Miguel Ángel | Unión Proletaria
Western governments and hegemonic media constantly repeat NATO’s big lie about Russia’s unprovoked aggression against Ukraine and the danger it represents for Europe. By means of it, imperialism tries to make the peoples resign themselves to impoverishment, fascism and world nuclear war.
The truth is diametrically opposite: it is NATO that threatens the existence of Russia by expanding into the countries adjacent to it, militarizing them, raising anti-Russian revanchist Nazis to power, provoking proxy wars, deploying missiles and withdrawing from disarmament agreements, violating the Minsk agreements, imposing sanctions on it, etc. And all this, since long before the Special Military Operation and even before the reincorporation of Crimea into the Russian Federation. After that, NATO has not ceased to raise the stakes: 300 billion euros in arms for the Ukrainian army which is already 80% dependent on Western supplies, tanks, aircraft, long-range missiles, attacks on early warning radars of Russia’s nuclear forces and declared intention to defeat it strategically.

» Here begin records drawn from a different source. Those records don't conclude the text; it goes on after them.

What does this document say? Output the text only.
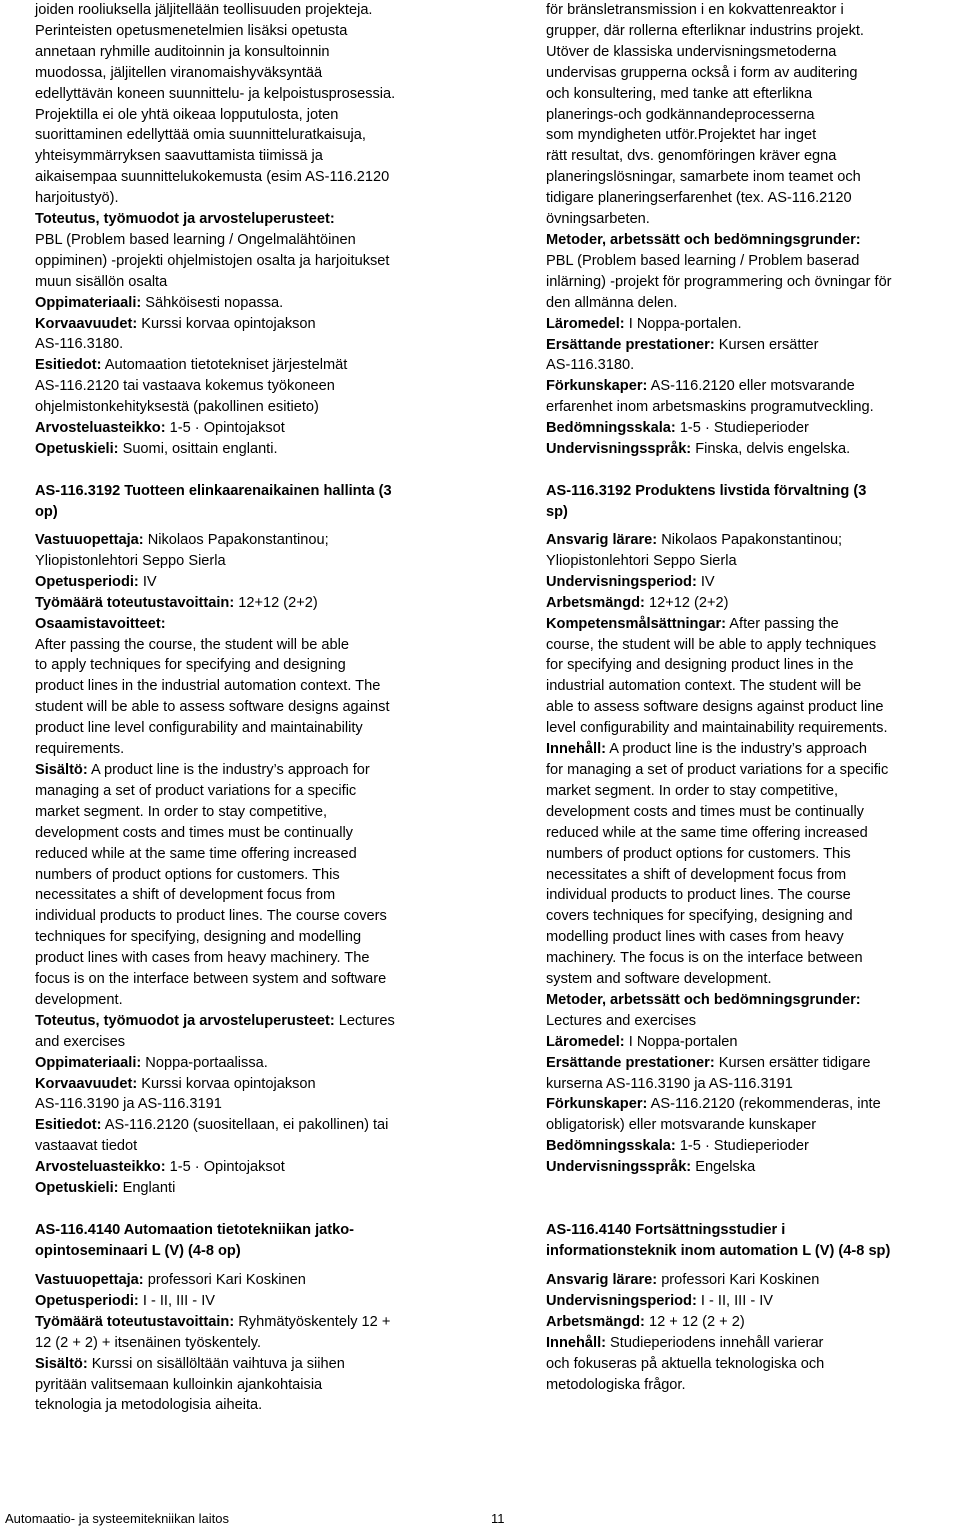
joiden rooliuksella jäljitellään teollisuuden projekteja.
Perinteisten opetusmenetelmien lisäksi opetusta
annetaan ryhmille auditoinnin ja konsultoinnin
muodossa, jäljitellen viranomaishyväksyntää
edellyttävän koneen suunnittelu- ja kelpoistusprosessia.
Projektilla ei ole yhtä oikeaa lopputulosta, joten
suorittaminen edellyttää omia suunnitteluratkaisuja,
yhteisymmärryksen saavuttamista tiimissä ja
aikaisempaa suunnittelukokemusta (esim AS-116.2120
harjoitustyö).
Toteutus, työmuodot ja arvosteluperusteet:
PBL (Problem based learning / Ongelmalähtöinen
oppiminen) -projekti ohjelmistojen osalta ja harjoitukset
muun sisällön osalta
Oppimateriaali: Sähköisesti nopassa.
Korvaavuudet: Kurssi korvaa opintojakson
AS-116.3180.
Esitiedot: Automaation tietotekniset järjestelmät
AS-116.2120 tai vastaava kokemus työkoneen
ohjelmistonkehityksestä (pakollinen esitieto)
Arvosteluasteikko: 1-5 · Opintojaksot
Opetuskieli: Suomi, osittain englanti.
AS-116.3192 Tuotteen elinkaarenaikainen hallinta (3
op)
Vastuuopettaja: Nikolaos Papakonstantinou;
Yliopistonlehtori Seppo Sierla
Opetusperiodi: IV
Työmäärä toteutustavoittain: 12+12 (2+2)
Osaamistavoitteet:
After passing the course, the student will be able
to apply techniques for specifying and designing
product lines in the industrial automation context. The
student will be able to assess software designs against
product line level configurability and maintainability
requirements.
Sisältö: A product line is the industry’s approach for
managing a set of product variations for a specific
market segment. In order to stay competitive,
development costs and times must be continually
reduced while at the same time offering increased
numbers of product options for customers. This
necessitates a shift of development focus from
individual products to product lines. The course covers
techniques for specifying, designing and modelling
product lines with cases from heavy machinery. The
focus is on the interface between system and software
development.
Toteutus, työmuodot ja arvosteluperusteet: Lectures
and exercises
Oppimateriaali: Noppa-portaalissa.
Korvaavuudet: Kurssi korvaa opintojakson
AS-116.3190 ja AS-116.3191
Esitiedot: AS-116.2120 (suositellaan, ei pakollinen) tai
vastaavat tiedot
Arvosteluasteikko: 1-5 · Opintojaksot
Opetuskieli: Englanti
AS-116.4140 Automaation tietotekniikan jatko-
opintoseminaari L (V) (4-8 op)
Vastuuopettaja: professori Kari Koskinen
Opetusperiodi: I - II, III - IV
Työmäärä toteutustavoittain: Ryhmätyöskentely 12 +
12 (2 + 2) + itsenäinen työskentely.
Sisältö: Kurssi on sisällöltään vaihtuva ja siihen
pyritään valitsemaan kulloinkin ajankohtaisia
teknologia ja metodologisia aiheita.
för bränsletransmission i en kokvattenreaktor i
grupper, där rollerna efterliknar industrins projekt.
Utöver de klassiska undervisningsmetoderna
undervisas grupperna också i form av auditering
och konsultering, med tanke att efterlikna
planerings-och godkännandeprocesserna
som myndigheten utför.Projektet har inget
rätt resultat, dvs. genomföringen kräver egna
planeringslösningar, samarbete inom teamet och
tidigare planeringserfarenhet (tex. AS-116.2120
övningsarbeten.
Metoder, arbetssätt och bedömningsgrunder:
PBL (Problem based learning / Problem baserad
inlärning) -projekt för programmering och övningar för
den allmänna delen.
Läromedel: I Noppa-portalen.
Ersättande prestationer: Kursen ersätter
AS-116.3180.
Förkunskaper: AS-116.2120 eller motsvarande
erfarenhet inom arbetsmaskins programutveckling.
Bedömningsskala: 1-5 · Studieperioder
Undervisningsspråk: Finska, delvis engelska.
AS-116.3192 Produktens livstida förvaltning (3
sp)
Ansvarig lärare: Nikolaos Papakonstantinou;
Yliopistonlehtori Seppo Sierla
Undervisningsperiod: IV
Arbetsmängd: 12+12 (2+2)
Kompetensmålsättningar: After passing the
course, the student will be able to apply techniques
for specifying and designing product lines in the
industrial automation context. The student will be
able to assess software designs against product line
level configurability and maintainability requirements.
Innehåll: A product line is the industry’s approach
for managing a set of product variations for a specific
market segment. In order to stay competitive,
development costs and times must be continually
reduced while at the same time offering increased
numbers of product options for customers. This
necessitates a shift of development focus from
individual products to product lines. The course
covers techniques for specifying, designing and
modelling product lines with cases from heavy
machinery. The focus is on the interface between
system and software development.
Metoder, arbetssätt och bedömningsgrunder:
Lectures and exercises
Läromedel: I Noppa-portalen
Ersättande prestationer: Kursen ersätter tidigare
kurserna AS-116.3190 ja AS-116.3191
Förkunskaper: AS-116.2120 (rekommenderas, inte
obligatorisk) eller motsvarande kunskaper
Bedömningsskala: 1-5 · Studieperioder
Undervisningsspråk: Engelska
AS-116.4140 Fortsättningsstudier i
informationsteknik inom automation L (V) (4-8 sp)
Ansvarig lärare: professori Kari Koskinen
Undervisningsperiod: I - II, III - IV
Arbetsmängd: 12 + 12 (2 + 2)
Innehåll: Studieperiodens innehåll varierar
och fokuseras på aktuella teknologiska och
metodologiska frågor.
Automaatio- ja systeemitekniikan laitos	11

The European Union has chosen to align itself with the United States, rather than develop mutually advantageous relations with Russia. Historically, eastward expansion has been a necessity for European imperialism, particularly German imperialism, when it is not allowed to exploit other continents. However, at present, it has been the US that has been driving the confrontation with Russia: the 2014 anti-constitutional coup in Kiev and the blowing up of the Nord Stream pipelines that directly supplied Russian gas to Western European powers have made this clear.
The prevalence of U.S. interests in the countries of the European Union began after the Anglo-American victory on the Western front in World War II and was underpinned by the subsequent installation of military bases and submission to NATO and the European Union. The Report presented by A. Zhdanov to the Kominform in 1947 masterfully explains the origin of the present situation. The revisionist turn in the USSR and its Eastern European allies and the final implosion of these socialist states favored the Americanization of the continent. Only the Republic of Belarus and, later, the Russian Federation resisted.
In the first decades after the Soviet victory in World War II, the Western European capitalists had been forced to make extensive concessions to the working population.
However, the structural crisis that began in the 1970s forced capitalism into a growing process of neoliberal counter-reforms. Their implementation was facilitated by the degeneration of many communist parties following the revisionist line of Khrushchev. Each stage of this process increased the economic advantage of the United States over the European Union, triggering a flight of capital from the old continent. This is the current case, following the sanctions against Russia, the interruption of the direct supply of its gas, the increase in the prices of this and other raw materials and the growth of expenditure for the purchase of mostly Yankee armaments.
Within the European bourgeoisies, the financial oligarchies are highly dependent on the economic, monetary, political and military strength of the United States. And they can relocate their investments to North America, improving their profitability. For this reason, they docilely submit to the interests of U.S. imperialism.
On the other hand, the business of the industrial and agrarian middle bourgeoisie is harmed. As a consequence, the employment and living conditions of the majority of wage earners worsen. Thus, the contradictions between the monopoly bourgeoisie and the other classes of society are sharpened. These tend towards protectionism and nationalism, as opposed to the globalism and cosmopolitanism of the elites of the USA and the European Union.
The oligarchic sectors try to divert this conflict abroad: against Russia, China and the other truly independent States, and also against the population that emigrates to Europe because of the imperialist exploitation of their countries of origin. They foment national hostility to weaken the working class and its struggle to win allies among the people.
The growth of the right-wing and ultra-right parties in the last elections held―in particular, those for the European Parliament on June 9―is due to this systematic campaign of the dominant ideological media to present these parties as “patriotic”. But, in most cases, they will further reinforce imperialist oppression as did the fascist general Franco who boasted of being “national” while selling Spain to the governments of Germany and Italy; and, later, to that of the United States.
However, the popular demand for sovereignty is not reactionary but democratic. And only by fighting for it, together with the other democratic demands, will we be able to contribute to the defeat of imperialism and the victory of socialism.
Comrade Stalin warned us that the feudalists and bourgeois oppressed by imperialism help the cause of socialism more than the “socialists” who collaborate with imperialism. And, at the end of his life, he advised communist parties to take the lead in the struggle for democracy and national sovereignty:
“Now the bourgeoisie sell the rights and independence of their nation for dollars. The banner of national independence and national sovereignty has been thrown overboard. Without doubt, you, the representatives of the communist and democratic parties must raise this banner and carry it forward if you want to be patriots of your countries, if you want to be the leading powers of the nation. There is nobody else to raise it.”
It is the fulfillment of this recommendation that will enable us to defeat NATO and its insatiable imperialist war.